Everyone is different, so the best outlets may vary from person to person. The trick is figuring out exactly what will be most effective for us as individuals. It is also useful to find more than one method that works, so we have an arsenal of happy-making activities. This may require a bit of trial-and-error, but considering some basic qualities of good outlets is a place to start.

Good outlets tend to be related to things we already like.

Some people love exercise, some love art, some love cooking, some love video games, and the list goes on. Engaging in an enjoyable activity can help remind us of the parts of life we enjoy, and the good feelings we get from having fun may be able to crowd out some of the bad ones. If we can identify some things that consistently put a smile on our face, we can turn to them when times get tough.

Good outlets allow us to release the bad stuff.

This could mean pounding on a punching bag, venting to a friend, writing a poem, or drawing pictures of our problems and setting them on fire. Sometimes finding a way to symbolically let go of negative experiences and feelings can help us feel better. And if that alone doesn’t cure the bad mood, it still makes us more prepared to feel happy when we engage in other fun activities.

Good outlets do not damage us.

Frustration, anger, and sadness can sometimes lead us to destructive behaviors masked as outlets. For example, we may turn to working out (not inherently a bad outlet), but push ourselves way too hard. Or we may find comfort in food (also not inherently a bad outlet), but overindulge to the point that we damage our health.

In order to determine whether we are partaking in an effective outlet or damaging ourselves, we need to consider our motivations and the results of our behavior. If we realize that we are motivated by a desire to punish ourselves or by an urge to give up (e.g. overeating because we have decided to give up on weight loss goals), it is likely that our actions will cause us harm. But even if we are motivated by a genuine desire to improve our mood, we should still monitor the effects of our actions to ensure we aren’t carrying a previously healthy outlet too far.
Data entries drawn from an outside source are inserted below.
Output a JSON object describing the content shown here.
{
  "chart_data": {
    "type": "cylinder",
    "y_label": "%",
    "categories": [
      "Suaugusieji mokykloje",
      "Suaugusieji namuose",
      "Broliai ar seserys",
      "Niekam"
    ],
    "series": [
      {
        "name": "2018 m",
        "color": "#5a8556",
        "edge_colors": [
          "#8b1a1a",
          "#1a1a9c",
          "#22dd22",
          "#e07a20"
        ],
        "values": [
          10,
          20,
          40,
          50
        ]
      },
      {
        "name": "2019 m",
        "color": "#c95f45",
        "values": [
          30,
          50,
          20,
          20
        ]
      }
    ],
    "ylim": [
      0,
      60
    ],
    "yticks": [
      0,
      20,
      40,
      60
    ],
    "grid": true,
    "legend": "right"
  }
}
Good outlets do not damage others.

It really might improve our mood to chop off our little sister’s ponytail or knock all of someone else’s belongings off their shelves. But, ultimately these kinds of outlets are unethical and lead to greater sadness in the long term. Taking our bad moods out on other people can create a chain of bad moods if they start feeling unhappy, too. Not only that, it can damage relationships that might otherwise be a source of joy.

Identifying ways to improve a bad mood allows us to take our happiness into our own hands. While we will always have to face unhappiness from time to time, it is helpful to have some options for lessening our sadness and moving forward with life.